Question

There are two events A and B. If odds against A are as 2:1 and those in favor of \[A\cup B\] are as 3:1, then
(a) \[\dfrac{1}{2}\le P\left( B \right)\le \dfrac{3}{4}\]
(b) \[\dfrac{5}{12}\le P\left( B \right)\le \dfrac{3}{4}\]
(c) \[\dfrac{1}{4}\le P\left( B \right)\le \dfrac{3}{5}\]
(d) None of these

Answer 1

Hint: From the first condition, find the value of P(A). Now, from the second condition, find the value of \[P\left( A\cup B \right)\]. By the relation of \[P\left( A\cup B \right)\] with P(A) and P(B), try to find the minimum value of P(B). From using these conditions, the value of P(B) is nothing but its union. From this, find the range of P(B) which is the required result.

Complete step-by-step answer:
We are given the question that The odds against A is 2:1 and the favor of event \[A\cup B\] is 3:1. From odds against, we can write P(A) as below method:
If odds against is a:b, then,
\[P\left( A \right)=1-\dfrac{a}{a+b}\]
By substituting a = 2, b = 1, we get the equation as
\[P\left( A \right)=1-\dfrac{2}{2+1}\]
By simplifying, we get the equation in the form of
\[P\left( A \right)=1-\dfrac{2}{3}\]
By simplifying the above equation, we get the value of P(A) as:
\[P\left( A \right)=\dfrac{1}{3}....\left( i \right)\]
We can write \[P\left( A\cup B \right)\] by the following method.
If in favor ratio is c:d, then,
\[P\left( \text{Event} \right)=\dfrac{c}{c+d}\]
By substituting c = 3, d = 1, we get the equation as
\[P\left( E \right)=\dfrac{3}{3+1}\]
By simplifying, we can write the above equation as
\[P\left( A\cup B \right)=\dfrac{3}{4}....\left( ii \right)\]
We know that the relation of the union, the intersection is
\[P\left( A\cup B \right)=P\left( A \right)+P\left( B \right)-P\left( A\cap B \right)\]
We know that the intersection is greater than or equal to 0. So, we are subtracting a number from the sum.

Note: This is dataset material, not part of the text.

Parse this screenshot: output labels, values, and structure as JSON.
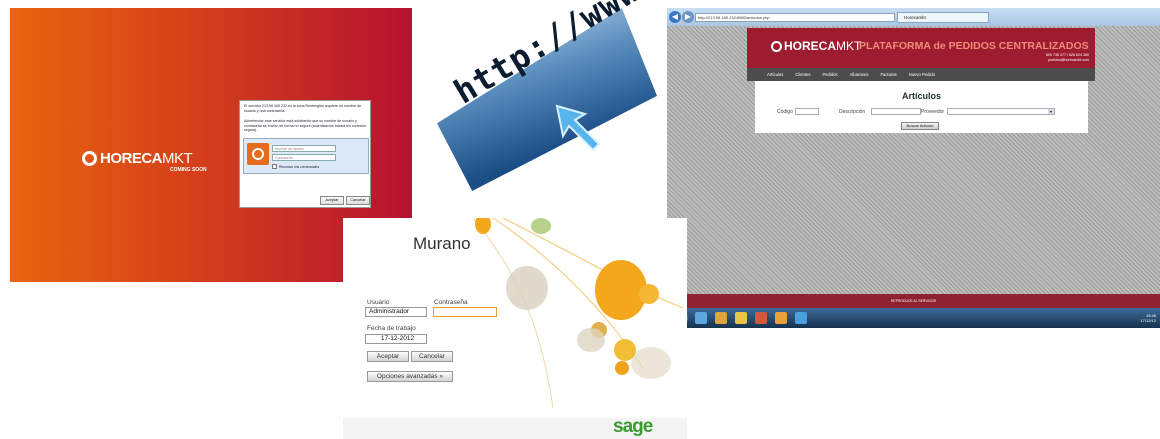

So, we can say an inequality given by the following:
\[P\left( A\cup B \right)\le P\left( A \right)+P\left( B \right)\]
By substituting the known values, we can write it as
\[\dfrac{3}{4}\le \dfrac{1}{3}+P\left( B \right)\]
By subtracting \[\dfrac{1}{3}\] on both the sides, we get it as
\[\dfrac{3}{4}-\dfrac{1}{3}\le \dfrac{1}{3}-\dfrac{1}{3}+P\left( B \right)\]
By simplifying, we can write the equation as
\[P\left( B \right)\ge \dfrac{5}{12}\]
The maximum value of P(B) is nothing but its union.
\[P(B)\le P\left( A\cup B \right)\]
By substituting the values, we can write it as
\[\dfrac{5}{12}\le P\left( B \right)\le \dfrac{3}{4}\]
Therefore, option (b) is the right answer.

Note: Be careful while using the union relation as you have to neglect the intersection to say the sum is greater than the union. The formula of odds and favor are very important in probability. Apply them carefully. The idea of the maximum value of P(B) is crucial to get the answer.